Liang Shaoji (梁绍基; 1945 – 13 September 2026) was a Chinese conceptual artist who exhibited internationally.

==Background==
Liang, originally from Zhongshan, was born in Shanghai in 1945.

He studied at the China Academy of Art and obtained his degree from the academy in 1965. Later, he studied at the Varbanov Institute for Textile Art, which is part of the China Academy of Art. He completed his studies at the institute in 1986. In 1988, he started to cultivate silk worms, to meet his attraction to rough silk which he used amply in his art works.

Liang exhibited internationally.
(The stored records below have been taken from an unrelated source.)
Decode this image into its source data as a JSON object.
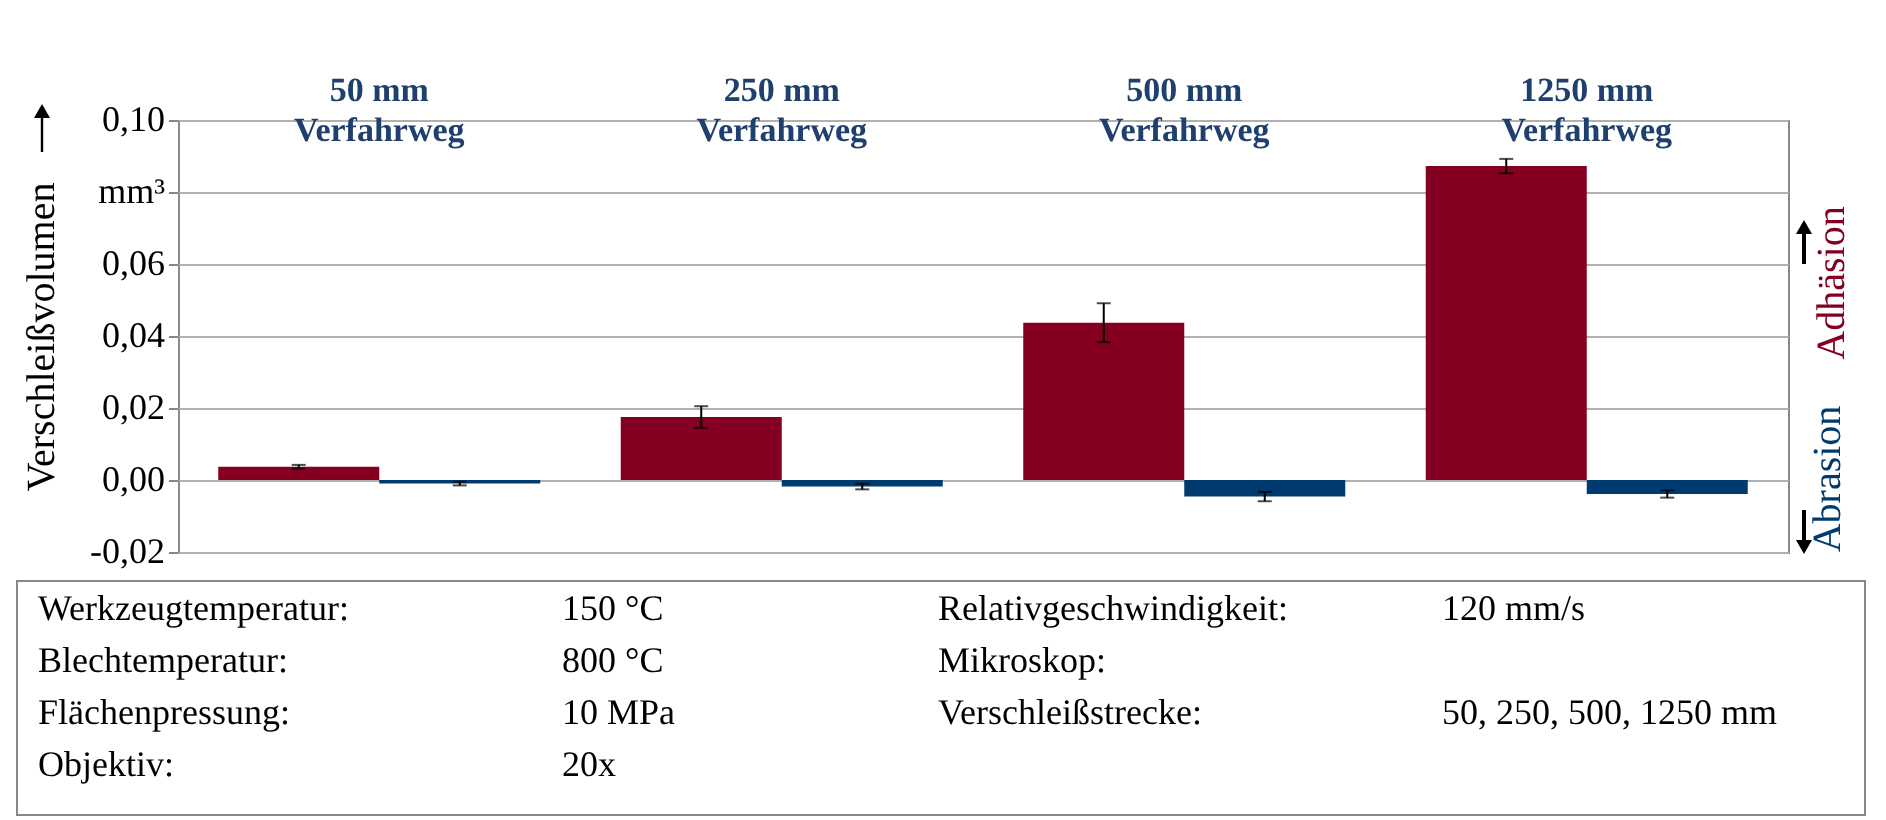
{
  "chart_data": {
    "type": "bar",
    "ylabel": "Verschleißvolumen",
    "categories": [
      "50 mm Verfahrweg",
      "250 mm Verfahrweg",
      "500 mm Verfahrweg",
      "1250 mm Verfahrweg"
    ],
    "series": [
      {
        "name": "Adhäsion",
        "color": "#850020",
        "values": [
          0.0037,
          0.0175,
          0.0437,
          0.0872
        ],
        "errors": [
          0.0005,
          0.003,
          0.0054,
          0.002
        ]
      },
      {
        "name": "Abrasion",
        "color": "#003b6f",
        "values": [
          -0.001,
          -0.0018,
          -0.0046,
          -0.0039
        ],
        "errors": [
          0.0005,
          0.0008,
          0.0013,
          0.001
        ]
      }
    ],
    "ylim": [
      -0.02,
      0.1
    ],
    "yticks": [
      {
        "value": -0.02,
        "label": "-0,02"
      },
      {
        "value": 0,
        "label": "0,00"
      },
      {
        "value": 0.02,
        "label": "0,02"
      },
      {
        "value": 0.04,
        "label": "0,04"
      },
      {
        "value": 0.06,
        "label": "0,06"
      },
      {
        "value": 0.08,
        "label": "mm³"
      },
      {
        "value": 0.1,
        "label": "0,10"
      }
    ],
    "grid": "y",
    "legend": "right",
    "annotations": [
      "Werkzeugtemperatur:",
      "150 °C",
      "Relativgeschwindigkeit:",
      "120 mm/s",
      "Blechtemperatur:",
      "800 °C",
      "Mikroskop:",
      "Flächenpressung:",
      "10 MPa",
      "Verschleißstrecke:",
      "50, 250, 500, 1250 mm",
      "Objektiv:",
      "20x"
    ]
  }
}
Among others, he presented his work at the biennales of Venice (1999), Istanbul (1999), Lyon (2000) and Shanghai (2000, 2006).

Liang died in Shanghai on 13 September 2026, at the age of 81.

==Work==
Liang's most notable creations were within the Natural Series. His creations were characterized as "unique meditations over nature and the human existence".

One of these creations is a video recording (no. 25). In it he hurts his feet until they bleed, in order to suppress the pain of the silk works whilst weaving their web on metal scobs. The idea behind this work lies in the century-old Chinese philosophy that man and animal should live together as equals and in harmony. He admitted later though that the production of the video had been more painful than he had realized before.

Candles (no. 87) is another work from his Natural Series. Here he places pieces of bamboo on a row, filled them with wax, and weaved silk threads around them. This work is a presentation of funerals and Buddhist rituals and goes back to an old Chinese poem from the 9th century, in which a comparison is made between the last drop of wax of a candle and the last end of a thread of a silk worm.

Cloud (no. 101) shows a square mirror on a mountain that consists of a number of smaller square mirrors. It seems like clouds are reflected at a background of a blue sky. In reality, however, it is a combination of silk worms on mirror glass. The work is meant to be a musing of the concept of time.

Helmets (no. 102) is a memorial of the victims under miners. The work consists of miner helmets covered with a web of fine silk as an expression of the fear and pain that are suppressed in these helmets.

==Awards==
Liang received a number of awards. In 2002, he was honored with a Chinese Contemporary Art Award.

In 2009, Liang was honored with a Prince Claus Award from the Netherlands. He received the award for his "evocative artworks that offer a meditative approach in which art becomes nature and nature becomes art, for his artistic integrity in working outside the mainstream, and for his insightful investigation of the ethics of the human condition and relationship with nature."